Here's AMAG chief Bob Sawyer talking
about "shovel-ready" projects, for example.
Our lead newswire story
references a webinar where the stimulus was oft-referenced.
But SIA has expressed some displeasure
with how security was treated in that package and I wonder how much of it will really make its way to the electronic security industry we hold near and dear.
Security has such a wide definition that nearly anything can be justified as security: gas masks, haz-mat suits, helicopters, police cars, sidearms, better communications systems, training - the list is nearly endless at some point.
This comes to mind as I read this story
about money supposedly directed toward "border security" down in Texas.
While Gov. Rick Perry's Office of Emergency Management had "generally" ensured that more than $79 million spent between September 2005 and November 2008 was effectively used to combat border crime, the State Auditor's Office found a handful of examples of squad cars, helicopters and other resources that never made it to Texas' southern frontier.

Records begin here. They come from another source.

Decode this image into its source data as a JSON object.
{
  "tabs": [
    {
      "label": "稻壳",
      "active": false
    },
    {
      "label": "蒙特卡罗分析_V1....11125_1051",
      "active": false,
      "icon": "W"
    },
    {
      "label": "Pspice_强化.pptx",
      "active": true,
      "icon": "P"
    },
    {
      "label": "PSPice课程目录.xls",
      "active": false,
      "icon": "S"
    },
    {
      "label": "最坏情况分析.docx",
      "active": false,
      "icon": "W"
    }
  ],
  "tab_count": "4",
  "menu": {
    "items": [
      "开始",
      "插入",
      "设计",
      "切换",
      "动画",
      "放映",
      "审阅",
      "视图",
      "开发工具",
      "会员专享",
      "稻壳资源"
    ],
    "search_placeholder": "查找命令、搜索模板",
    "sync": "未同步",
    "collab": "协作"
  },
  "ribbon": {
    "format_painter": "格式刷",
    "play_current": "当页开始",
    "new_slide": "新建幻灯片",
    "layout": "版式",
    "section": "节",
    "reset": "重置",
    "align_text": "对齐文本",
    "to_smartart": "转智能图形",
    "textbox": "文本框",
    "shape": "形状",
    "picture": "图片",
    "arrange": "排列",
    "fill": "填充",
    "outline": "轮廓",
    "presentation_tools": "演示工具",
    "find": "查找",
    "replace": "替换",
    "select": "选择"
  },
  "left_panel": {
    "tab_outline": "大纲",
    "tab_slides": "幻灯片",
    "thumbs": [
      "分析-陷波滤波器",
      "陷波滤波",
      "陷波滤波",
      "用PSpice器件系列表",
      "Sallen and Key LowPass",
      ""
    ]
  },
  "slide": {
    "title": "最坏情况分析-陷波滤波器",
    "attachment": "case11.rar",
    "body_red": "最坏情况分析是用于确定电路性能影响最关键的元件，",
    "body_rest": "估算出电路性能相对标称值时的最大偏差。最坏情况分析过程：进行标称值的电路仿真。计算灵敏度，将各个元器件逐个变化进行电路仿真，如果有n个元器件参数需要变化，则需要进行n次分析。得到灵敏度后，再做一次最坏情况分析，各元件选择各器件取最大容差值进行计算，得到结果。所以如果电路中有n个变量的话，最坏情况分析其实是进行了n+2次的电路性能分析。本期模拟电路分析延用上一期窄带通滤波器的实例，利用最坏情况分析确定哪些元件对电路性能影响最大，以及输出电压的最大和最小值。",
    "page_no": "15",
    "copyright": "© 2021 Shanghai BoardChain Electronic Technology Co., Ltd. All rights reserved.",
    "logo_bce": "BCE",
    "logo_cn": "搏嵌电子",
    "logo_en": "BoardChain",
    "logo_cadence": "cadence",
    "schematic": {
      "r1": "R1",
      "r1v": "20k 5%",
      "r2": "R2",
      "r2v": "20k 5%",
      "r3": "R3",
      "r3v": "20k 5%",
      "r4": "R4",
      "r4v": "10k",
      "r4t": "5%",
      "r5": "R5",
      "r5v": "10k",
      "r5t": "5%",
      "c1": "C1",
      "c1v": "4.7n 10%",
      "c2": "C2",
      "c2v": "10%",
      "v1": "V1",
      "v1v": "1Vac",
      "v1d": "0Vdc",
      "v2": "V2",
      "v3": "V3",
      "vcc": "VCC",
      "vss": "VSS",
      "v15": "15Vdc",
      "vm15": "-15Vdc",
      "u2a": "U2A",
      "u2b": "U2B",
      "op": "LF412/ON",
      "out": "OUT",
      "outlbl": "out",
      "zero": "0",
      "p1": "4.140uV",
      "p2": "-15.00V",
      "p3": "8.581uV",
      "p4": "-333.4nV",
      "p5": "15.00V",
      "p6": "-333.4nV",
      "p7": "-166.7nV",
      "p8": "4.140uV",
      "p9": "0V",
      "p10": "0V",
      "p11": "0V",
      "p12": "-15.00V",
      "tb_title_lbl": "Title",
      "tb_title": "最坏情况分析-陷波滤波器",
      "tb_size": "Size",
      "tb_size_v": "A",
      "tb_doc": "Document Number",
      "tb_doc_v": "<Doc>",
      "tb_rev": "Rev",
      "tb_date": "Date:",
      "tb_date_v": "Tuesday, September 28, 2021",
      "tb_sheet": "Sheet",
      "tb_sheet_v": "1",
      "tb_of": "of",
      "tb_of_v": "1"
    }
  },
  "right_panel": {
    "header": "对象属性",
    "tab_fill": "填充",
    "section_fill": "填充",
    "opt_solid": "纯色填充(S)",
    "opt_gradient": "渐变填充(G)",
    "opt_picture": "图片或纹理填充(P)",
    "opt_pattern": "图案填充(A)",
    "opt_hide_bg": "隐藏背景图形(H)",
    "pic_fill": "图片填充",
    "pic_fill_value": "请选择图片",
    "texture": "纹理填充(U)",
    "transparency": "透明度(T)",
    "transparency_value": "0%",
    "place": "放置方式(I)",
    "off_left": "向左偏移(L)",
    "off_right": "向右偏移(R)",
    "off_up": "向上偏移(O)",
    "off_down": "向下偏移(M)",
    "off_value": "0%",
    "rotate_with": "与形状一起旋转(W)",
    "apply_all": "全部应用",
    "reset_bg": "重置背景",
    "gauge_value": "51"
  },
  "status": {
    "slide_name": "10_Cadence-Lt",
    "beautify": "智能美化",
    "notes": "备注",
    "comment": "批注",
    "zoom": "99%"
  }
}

Check out some of the details:
While the ACLU report primarily focused on the activities of border police and sheriff's departments, the auditor's review analyzed spending within the Texas Department of Public Safety, the Texas Parks and Wildlife Department and the Governor's Division of Emergency Management, which together received approximately $142.3 million in state and federal funds between the 2006 and 2009 fiscal years.
To date, the agencies have spent just over half of that money, primarily on salaries, equipment and third-party contracts, the auditor's office found.
Those purchases included:
>> A total of 105 new DPS squad cars that were spread across the state rather than along the border. The department sent 106 used cars to border counties.
>> A $7.4 million helicopter that has since been stationed in Austin. DPS redeployed an old helicopter to Laredo.
>> Five new commissioned officers in the DPS Aircraft Division who were assigned to duty stations outside of the state's six border operational sectors.
The department also failed to establish a planned $1 million Rio Grande Valley Border Security and Technology Training Center slated for Hidalgo County, citing insufficient funds, the audit states.
"The (audit) recommendation indicates that resources should be placed in the most critical areas of the border," DPS management said in its response to the report. "We note that the criticality of various areas of the border varies because of a constantly changing threat."
Note how that training center is the only thing on the list that looks like it would have benefited electronic security, and there was no money for that, in the end.
When politicians and bureaucrats think about protecting the critical infrastructure that's prioritized in the stimulus package, are they going to be thinking about analytics and cameras and access control integration and PSIM? Or are they going to be thinking about helicopters and police officers and squad cars? Who's out there educating local officials about the ways that security technology can eliminate the need for some of those officers and helicopters and squad cars? That education and lobbying is vital to the ongoing health of the industry.